This folder contains instructions to prepare pretraining and downstream evaluation datasets.

## Preparing training dataset

Download the Gibson dataset using the instructions [here](https://github.com/facebookresearch/habitat-lab#scenes-datasets) (download the 11GB file `gibson_habitat_trainval.zip`)

Move the Gibson scene dataset or create a symlink at `data/scene_datasets/gibson_semantics`.

Download the tiny partition of the 3DSceneGraph dataset which contains the semantic information for the Gibson dataset.

The semantic data will need to be converted before it can be used within Habitat, follow instructions to use `gen_gibson_semantics.sh` script from the [habitat-sim](https://github.com/facebookresearch/habitat-sim#datasets).

Download the tiny partition (`gibson_tiny.tar.gz`) of the gibson dataset and extract it into the `data/scene_datasets/gibson_tiny` folder.
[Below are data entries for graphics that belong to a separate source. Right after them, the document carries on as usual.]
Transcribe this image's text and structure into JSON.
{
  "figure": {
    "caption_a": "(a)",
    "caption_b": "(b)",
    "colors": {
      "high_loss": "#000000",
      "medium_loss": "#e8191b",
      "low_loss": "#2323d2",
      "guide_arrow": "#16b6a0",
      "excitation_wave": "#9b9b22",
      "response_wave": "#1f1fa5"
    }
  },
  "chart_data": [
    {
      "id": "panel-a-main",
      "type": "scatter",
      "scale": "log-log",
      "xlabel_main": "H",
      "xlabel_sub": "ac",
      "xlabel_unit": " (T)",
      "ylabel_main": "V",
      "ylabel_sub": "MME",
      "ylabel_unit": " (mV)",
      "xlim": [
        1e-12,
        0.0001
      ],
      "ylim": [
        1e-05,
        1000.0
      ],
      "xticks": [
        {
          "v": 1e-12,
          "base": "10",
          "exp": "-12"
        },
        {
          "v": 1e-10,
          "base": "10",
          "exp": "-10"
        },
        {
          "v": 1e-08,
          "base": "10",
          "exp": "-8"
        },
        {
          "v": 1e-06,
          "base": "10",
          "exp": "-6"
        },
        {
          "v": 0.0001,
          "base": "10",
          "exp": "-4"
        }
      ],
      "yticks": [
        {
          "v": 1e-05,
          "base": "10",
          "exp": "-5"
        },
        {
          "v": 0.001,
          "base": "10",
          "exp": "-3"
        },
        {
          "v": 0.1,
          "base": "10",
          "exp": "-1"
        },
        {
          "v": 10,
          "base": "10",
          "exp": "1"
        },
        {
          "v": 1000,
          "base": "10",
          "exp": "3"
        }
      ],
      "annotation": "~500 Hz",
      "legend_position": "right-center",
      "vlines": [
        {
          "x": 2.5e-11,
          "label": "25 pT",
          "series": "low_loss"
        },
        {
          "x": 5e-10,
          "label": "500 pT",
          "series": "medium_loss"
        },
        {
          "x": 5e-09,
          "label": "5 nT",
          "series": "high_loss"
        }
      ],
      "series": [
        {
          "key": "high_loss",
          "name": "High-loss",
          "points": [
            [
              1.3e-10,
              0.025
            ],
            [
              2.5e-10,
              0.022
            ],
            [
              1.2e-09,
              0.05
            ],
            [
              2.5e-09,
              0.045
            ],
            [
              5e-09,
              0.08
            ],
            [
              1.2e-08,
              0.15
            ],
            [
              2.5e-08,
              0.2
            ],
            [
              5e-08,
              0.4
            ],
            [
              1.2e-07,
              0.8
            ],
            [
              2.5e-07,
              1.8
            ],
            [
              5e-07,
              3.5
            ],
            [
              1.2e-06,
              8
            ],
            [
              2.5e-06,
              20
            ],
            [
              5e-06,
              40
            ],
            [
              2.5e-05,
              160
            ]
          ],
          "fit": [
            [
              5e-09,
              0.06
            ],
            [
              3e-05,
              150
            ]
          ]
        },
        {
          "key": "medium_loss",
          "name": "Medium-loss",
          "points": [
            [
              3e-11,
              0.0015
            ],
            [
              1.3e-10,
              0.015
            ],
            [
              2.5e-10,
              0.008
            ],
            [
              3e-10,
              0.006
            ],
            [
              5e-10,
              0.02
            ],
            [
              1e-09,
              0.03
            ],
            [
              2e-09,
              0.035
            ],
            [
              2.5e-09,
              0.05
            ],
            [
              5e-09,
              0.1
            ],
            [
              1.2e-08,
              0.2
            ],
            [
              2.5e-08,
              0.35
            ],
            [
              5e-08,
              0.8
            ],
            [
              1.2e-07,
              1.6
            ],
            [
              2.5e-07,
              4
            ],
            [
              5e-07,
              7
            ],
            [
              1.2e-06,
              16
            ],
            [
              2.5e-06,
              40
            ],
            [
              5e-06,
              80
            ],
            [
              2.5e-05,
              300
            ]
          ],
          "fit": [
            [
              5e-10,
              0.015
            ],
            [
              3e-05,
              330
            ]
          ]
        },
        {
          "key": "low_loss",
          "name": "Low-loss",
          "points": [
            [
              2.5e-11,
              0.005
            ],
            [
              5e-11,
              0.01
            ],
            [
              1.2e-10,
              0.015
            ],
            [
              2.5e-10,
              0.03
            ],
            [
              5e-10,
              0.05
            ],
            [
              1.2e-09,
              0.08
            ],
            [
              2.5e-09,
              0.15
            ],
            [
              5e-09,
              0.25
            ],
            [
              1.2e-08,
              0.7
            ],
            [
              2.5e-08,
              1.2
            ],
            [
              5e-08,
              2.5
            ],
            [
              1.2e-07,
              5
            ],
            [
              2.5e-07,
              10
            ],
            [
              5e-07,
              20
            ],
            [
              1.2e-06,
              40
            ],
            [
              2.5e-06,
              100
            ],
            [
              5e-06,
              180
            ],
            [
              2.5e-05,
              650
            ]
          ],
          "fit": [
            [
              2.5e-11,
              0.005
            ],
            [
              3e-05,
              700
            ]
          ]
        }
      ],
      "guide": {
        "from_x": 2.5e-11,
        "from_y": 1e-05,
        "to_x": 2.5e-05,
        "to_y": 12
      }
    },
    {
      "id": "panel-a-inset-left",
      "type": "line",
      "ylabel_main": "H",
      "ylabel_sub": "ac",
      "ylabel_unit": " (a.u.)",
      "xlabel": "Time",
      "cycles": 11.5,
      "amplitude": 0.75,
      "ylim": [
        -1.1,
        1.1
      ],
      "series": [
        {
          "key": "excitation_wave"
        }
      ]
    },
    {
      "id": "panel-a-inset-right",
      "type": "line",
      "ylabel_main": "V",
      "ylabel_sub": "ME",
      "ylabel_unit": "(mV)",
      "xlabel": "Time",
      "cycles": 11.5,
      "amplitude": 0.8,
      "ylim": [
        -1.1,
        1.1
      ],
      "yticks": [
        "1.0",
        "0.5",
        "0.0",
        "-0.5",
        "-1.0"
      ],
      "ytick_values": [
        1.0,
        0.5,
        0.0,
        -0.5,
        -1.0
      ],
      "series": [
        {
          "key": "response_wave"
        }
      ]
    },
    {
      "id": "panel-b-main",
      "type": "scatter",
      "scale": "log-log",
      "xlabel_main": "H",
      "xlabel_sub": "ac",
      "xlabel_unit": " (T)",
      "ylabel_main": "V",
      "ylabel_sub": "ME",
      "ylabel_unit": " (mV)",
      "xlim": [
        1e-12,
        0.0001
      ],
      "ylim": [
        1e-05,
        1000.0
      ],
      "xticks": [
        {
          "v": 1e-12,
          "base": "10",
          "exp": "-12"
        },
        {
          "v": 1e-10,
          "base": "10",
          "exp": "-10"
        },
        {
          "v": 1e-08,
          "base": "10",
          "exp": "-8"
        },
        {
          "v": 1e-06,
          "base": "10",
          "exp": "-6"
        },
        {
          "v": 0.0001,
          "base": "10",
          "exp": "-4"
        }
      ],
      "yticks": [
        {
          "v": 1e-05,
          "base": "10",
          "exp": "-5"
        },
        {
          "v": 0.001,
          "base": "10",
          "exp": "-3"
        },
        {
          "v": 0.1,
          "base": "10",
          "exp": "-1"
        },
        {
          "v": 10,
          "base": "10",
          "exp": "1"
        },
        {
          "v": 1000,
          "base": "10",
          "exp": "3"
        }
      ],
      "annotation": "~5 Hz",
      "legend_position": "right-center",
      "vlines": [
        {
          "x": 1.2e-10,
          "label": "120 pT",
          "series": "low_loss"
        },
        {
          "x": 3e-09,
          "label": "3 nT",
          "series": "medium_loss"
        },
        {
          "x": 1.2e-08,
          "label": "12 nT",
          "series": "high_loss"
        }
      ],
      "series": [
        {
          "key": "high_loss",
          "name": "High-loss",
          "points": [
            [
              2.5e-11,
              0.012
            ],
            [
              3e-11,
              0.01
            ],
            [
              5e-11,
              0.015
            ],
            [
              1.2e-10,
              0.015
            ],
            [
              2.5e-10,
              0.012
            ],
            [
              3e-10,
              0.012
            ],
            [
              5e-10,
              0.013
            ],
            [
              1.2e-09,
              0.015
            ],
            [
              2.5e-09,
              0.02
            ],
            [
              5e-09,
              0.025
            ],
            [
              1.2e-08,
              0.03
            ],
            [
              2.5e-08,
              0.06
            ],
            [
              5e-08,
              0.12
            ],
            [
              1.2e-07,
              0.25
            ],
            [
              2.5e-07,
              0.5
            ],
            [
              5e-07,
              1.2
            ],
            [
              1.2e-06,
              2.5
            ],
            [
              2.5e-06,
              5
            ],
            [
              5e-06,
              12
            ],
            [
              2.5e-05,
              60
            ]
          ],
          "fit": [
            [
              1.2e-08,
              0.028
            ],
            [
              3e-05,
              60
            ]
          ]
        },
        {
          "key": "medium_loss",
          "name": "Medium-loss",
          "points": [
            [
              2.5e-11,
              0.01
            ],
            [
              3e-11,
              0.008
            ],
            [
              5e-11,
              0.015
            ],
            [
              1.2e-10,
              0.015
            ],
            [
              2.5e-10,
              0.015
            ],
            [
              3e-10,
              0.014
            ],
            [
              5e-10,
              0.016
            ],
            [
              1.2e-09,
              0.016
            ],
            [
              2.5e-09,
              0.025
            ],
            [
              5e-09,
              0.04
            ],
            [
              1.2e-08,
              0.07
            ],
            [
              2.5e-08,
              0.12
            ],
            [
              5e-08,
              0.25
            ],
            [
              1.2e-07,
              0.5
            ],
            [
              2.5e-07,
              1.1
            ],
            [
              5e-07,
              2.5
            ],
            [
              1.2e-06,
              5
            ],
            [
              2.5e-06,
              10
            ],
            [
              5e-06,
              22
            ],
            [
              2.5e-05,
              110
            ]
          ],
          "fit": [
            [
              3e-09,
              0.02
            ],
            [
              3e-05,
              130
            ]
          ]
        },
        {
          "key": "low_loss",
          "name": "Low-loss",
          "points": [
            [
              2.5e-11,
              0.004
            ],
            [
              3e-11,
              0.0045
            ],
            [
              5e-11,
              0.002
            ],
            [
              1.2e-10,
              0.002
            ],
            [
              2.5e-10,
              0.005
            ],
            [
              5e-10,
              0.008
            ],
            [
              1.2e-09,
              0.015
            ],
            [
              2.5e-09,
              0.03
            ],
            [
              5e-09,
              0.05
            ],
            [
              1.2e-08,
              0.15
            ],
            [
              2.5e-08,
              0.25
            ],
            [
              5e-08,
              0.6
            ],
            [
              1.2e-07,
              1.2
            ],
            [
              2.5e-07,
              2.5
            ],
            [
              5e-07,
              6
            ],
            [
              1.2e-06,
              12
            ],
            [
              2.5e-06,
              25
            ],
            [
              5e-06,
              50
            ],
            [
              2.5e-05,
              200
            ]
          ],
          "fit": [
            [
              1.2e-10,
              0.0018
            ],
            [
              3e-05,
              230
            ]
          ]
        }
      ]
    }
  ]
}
Run script to generate semantic annotations:
```sh
bash habitat-sim/datatool/tools/gen_gibson_semantics.sh data/scene_datasets/3DSceneGraphTiny/automated_graph data/scene_datasets/gibson_tiny data/scene_datasets/gibson_semantics
```

## Setting up training dataset

The code requires setting up following formats in the `data` folder:
```
alp/
  data/
    scene_datasets/
      gibson_semantics/
        # for non-semantic scenes
        Airport.glb
        Airport.navmesh
        # for semantic scenes
        Allensville_semantic.ply
        Allensville.glb
        Allensville.ids
        Allensville.navmesh
        Allensville.scn
        ...

```

To test training datasets are downloaded in correct formats, run `python data/example_test.py` should print out set of objects in Allensville scene in Gibson dataset, mappings from category_id to instance_id, and mappings from instance_id to category_id. You could use scripts `python data/example_test.py --scene [SCENE_NAME]` to test in other Gibson scenes.

## Setting up evaluation dataset

To collect evaluation dataset for downstream perception tasks, run `python data/collect_eval.py --mode [holdout, test]` to collect evaluation images for Train Split and Test Split in Gibson dataset. Evaluation images should be saved in `data/eval/holdout/` for Train Split and `data/eval/test/` for Test Split.